Vought noted that Trump instructed all agency heads in his first term to use the Schedule F classification, a move that he called “sound policy” to ensure that the president “has career civil servants that are going to give us all of their knowledge and expertise, and disagreement at times as to what they think about a potential proposal.”
Critics of the classification have said that it hinders the government’s ability to recruit top talent, particularly in the tech, IT, cyber and artificial intelligence fields. Schedule F was quickly overturned by President Joe Biden via a 2021 executive order, but some Republicans would like to see it codified quickly.

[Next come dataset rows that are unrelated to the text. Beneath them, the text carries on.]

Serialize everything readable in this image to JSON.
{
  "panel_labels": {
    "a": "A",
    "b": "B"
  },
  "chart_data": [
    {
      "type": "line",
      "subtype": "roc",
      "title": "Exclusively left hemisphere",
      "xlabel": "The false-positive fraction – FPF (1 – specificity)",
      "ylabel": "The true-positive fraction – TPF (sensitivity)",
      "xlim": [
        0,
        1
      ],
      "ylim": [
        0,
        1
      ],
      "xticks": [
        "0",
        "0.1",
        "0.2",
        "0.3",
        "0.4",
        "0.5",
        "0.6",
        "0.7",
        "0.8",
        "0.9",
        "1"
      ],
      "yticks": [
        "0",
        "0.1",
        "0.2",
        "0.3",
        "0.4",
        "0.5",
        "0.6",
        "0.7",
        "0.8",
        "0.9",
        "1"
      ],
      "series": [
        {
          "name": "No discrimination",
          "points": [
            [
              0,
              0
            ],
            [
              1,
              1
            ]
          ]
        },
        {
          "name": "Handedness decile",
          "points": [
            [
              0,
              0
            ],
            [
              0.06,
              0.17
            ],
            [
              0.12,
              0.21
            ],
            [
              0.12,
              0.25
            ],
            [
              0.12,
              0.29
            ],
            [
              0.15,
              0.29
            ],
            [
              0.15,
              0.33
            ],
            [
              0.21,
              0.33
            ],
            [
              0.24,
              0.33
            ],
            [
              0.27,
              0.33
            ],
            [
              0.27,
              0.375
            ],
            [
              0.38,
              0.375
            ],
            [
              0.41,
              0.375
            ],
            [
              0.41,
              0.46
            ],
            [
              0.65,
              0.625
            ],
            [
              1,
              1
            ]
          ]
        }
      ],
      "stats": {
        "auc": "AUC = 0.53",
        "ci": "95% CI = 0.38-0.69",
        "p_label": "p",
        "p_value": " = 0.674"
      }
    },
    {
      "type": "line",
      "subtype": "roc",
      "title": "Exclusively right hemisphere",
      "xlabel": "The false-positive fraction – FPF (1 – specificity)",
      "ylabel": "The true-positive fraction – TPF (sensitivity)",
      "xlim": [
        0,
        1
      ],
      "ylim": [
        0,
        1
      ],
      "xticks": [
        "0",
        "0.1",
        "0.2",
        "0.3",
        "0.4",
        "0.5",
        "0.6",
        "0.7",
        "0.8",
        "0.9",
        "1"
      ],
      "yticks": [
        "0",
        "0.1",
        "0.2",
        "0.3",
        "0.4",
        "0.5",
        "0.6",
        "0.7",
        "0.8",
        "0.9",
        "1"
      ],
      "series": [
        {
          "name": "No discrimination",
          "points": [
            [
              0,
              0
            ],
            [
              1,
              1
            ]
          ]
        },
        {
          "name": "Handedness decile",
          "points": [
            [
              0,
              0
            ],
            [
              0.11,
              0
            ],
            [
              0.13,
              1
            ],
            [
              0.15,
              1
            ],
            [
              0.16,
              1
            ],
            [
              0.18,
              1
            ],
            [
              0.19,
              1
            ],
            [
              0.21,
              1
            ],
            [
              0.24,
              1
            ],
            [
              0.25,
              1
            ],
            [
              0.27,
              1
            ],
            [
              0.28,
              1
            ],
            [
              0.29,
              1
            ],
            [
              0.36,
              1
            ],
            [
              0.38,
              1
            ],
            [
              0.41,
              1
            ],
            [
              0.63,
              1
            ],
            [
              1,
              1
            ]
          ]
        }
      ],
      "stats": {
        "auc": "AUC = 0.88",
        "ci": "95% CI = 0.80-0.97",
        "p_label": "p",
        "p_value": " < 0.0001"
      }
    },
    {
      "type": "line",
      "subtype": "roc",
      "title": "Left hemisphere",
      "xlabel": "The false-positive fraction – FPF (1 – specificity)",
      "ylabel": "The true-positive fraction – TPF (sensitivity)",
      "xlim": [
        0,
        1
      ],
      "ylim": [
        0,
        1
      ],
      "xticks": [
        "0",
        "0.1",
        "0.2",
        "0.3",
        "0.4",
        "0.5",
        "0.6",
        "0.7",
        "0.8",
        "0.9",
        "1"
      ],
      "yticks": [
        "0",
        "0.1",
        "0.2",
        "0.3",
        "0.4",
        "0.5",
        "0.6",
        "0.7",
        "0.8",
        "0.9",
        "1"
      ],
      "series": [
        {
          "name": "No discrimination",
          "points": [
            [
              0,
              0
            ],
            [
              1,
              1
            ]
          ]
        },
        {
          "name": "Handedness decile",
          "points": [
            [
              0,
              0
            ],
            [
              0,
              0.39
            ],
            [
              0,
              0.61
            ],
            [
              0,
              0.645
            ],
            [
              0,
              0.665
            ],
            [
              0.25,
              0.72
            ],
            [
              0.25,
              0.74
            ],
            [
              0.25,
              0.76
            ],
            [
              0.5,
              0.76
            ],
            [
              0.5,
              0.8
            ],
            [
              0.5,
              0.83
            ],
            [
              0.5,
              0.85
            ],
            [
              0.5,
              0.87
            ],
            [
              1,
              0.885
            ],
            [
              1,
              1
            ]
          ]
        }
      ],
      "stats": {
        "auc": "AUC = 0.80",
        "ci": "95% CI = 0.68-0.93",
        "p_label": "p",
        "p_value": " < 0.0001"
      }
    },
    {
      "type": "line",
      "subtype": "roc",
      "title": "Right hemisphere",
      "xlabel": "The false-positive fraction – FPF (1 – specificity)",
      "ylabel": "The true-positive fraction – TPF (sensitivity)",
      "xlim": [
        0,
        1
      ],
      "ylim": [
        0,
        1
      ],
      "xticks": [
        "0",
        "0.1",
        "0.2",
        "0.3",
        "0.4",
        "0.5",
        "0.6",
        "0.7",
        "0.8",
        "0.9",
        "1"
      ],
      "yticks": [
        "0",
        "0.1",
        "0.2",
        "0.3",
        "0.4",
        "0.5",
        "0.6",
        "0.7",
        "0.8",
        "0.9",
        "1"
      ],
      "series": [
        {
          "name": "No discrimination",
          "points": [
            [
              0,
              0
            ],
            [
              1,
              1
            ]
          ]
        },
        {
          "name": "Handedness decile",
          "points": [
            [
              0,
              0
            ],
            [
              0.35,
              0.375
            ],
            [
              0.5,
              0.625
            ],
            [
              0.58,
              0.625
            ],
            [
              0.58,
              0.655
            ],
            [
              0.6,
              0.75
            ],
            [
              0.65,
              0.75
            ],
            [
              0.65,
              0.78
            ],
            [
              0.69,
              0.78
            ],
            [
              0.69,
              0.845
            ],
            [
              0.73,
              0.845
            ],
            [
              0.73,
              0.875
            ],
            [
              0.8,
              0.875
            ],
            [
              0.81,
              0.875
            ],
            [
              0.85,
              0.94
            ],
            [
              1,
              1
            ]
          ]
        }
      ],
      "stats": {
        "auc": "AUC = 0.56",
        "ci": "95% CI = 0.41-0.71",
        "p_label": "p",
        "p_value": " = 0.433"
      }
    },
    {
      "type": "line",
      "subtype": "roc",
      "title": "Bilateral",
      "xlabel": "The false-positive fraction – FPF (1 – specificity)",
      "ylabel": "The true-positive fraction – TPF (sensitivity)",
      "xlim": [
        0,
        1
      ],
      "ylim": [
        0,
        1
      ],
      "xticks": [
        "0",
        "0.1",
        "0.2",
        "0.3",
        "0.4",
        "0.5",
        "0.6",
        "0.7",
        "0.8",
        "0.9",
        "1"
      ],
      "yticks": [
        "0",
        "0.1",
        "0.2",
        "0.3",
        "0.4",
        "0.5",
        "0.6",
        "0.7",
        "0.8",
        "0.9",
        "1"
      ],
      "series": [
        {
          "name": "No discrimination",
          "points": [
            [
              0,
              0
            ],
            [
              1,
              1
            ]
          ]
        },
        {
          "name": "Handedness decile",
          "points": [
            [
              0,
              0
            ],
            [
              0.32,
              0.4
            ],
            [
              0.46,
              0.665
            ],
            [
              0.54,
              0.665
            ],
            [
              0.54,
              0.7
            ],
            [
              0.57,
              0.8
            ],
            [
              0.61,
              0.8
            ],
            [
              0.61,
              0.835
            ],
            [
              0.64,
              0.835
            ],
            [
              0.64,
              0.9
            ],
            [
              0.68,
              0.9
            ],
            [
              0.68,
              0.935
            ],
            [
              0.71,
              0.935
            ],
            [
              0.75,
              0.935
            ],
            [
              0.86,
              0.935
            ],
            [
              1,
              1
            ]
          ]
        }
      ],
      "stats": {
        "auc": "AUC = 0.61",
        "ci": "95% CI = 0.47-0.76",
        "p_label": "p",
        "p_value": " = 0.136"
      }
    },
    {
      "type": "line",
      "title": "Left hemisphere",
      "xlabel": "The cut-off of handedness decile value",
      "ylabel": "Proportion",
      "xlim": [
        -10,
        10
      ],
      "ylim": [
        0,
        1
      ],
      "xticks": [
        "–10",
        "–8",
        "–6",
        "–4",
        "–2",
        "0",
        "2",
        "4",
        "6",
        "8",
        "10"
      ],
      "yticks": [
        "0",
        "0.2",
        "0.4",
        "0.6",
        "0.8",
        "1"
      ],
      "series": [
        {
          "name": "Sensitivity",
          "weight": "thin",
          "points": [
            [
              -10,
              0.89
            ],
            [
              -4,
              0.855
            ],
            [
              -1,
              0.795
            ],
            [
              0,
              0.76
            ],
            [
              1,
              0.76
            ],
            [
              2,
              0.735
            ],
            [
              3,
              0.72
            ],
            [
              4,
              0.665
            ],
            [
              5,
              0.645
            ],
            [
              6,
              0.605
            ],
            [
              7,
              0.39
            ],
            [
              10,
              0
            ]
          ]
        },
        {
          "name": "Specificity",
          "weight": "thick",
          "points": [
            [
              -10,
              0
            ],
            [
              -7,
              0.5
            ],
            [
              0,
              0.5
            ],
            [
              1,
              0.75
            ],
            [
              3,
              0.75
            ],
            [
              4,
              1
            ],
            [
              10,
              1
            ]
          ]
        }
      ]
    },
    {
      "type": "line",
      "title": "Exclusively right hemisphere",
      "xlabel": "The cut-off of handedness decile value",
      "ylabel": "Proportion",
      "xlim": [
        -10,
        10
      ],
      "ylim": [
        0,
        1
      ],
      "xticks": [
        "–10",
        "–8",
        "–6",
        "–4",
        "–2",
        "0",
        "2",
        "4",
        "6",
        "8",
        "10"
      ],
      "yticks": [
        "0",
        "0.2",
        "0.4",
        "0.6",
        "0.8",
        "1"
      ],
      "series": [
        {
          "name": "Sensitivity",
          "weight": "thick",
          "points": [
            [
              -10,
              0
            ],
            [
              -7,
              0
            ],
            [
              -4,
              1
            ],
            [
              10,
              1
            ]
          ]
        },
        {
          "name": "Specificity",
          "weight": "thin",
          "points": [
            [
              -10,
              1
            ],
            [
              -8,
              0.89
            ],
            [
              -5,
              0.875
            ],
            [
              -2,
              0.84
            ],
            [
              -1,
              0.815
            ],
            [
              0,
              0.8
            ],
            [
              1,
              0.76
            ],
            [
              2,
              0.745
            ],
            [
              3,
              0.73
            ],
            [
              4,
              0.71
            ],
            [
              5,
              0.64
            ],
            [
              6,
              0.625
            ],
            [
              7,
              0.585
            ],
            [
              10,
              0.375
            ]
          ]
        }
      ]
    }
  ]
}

Kim also asked Vought to respond to comments he made in a private speech unearthed by ProPublica. A video showed Vought, one of the architects of the Heritage Foundation’s Project 2025, saying: “We want the bureaucrats to be traumatically affected. When they wake up in the morning, we want them to not want to go to work because they are increasingly viewed as the villains.”
Vought told Kim that he was referring in those comments to “bureaucracies” that he believes have been “weaponized.”
“There are portions of weaponized bureaucracies across the federal government,” he added. “That doesn’t mean there’s not amazing career civil servants, many of whom I’ve worked with at OMB. I look forward to [being] confirmed, getting back to work with them, and being able to rely on their expertise, their understanding of the federal programs, and to be able to … allow them to help us have more implementable policies on behalf of the president of the United States. But I do believe that there are bureaucracies that are weaponized against the American people.”
In response to questioning from Sen. Joni Ernst about agency telework policies — which the Iowa Republican is eager to change — Vought said studying those protocols will be “a priority” for the Trump administration and the Elon Musk and Vivek Ramaswamy-led Department of Government Efficiency.
Vought said under his leadership, OMB would “ask the right questions” about how agencies are monitoring their employees, specifically workers who “might be benefitting from the D.C. pay rate” without living in Washington. Collective bargaining agreements regarding telework for federal employees could be an early target for a Vought-run OMB.
“We’re going to take a look at the collective bargaining agreements,” he said. “Obviously we’re aware of the extent to which the Biden administration is locking in or attempting to bind the Trump administration with the CBAs that last an extended period of time. I don’t have anything to announce, other than to agree with [Ernst] that it’s a concerning phenomenon, and one that we are looking at very closely.”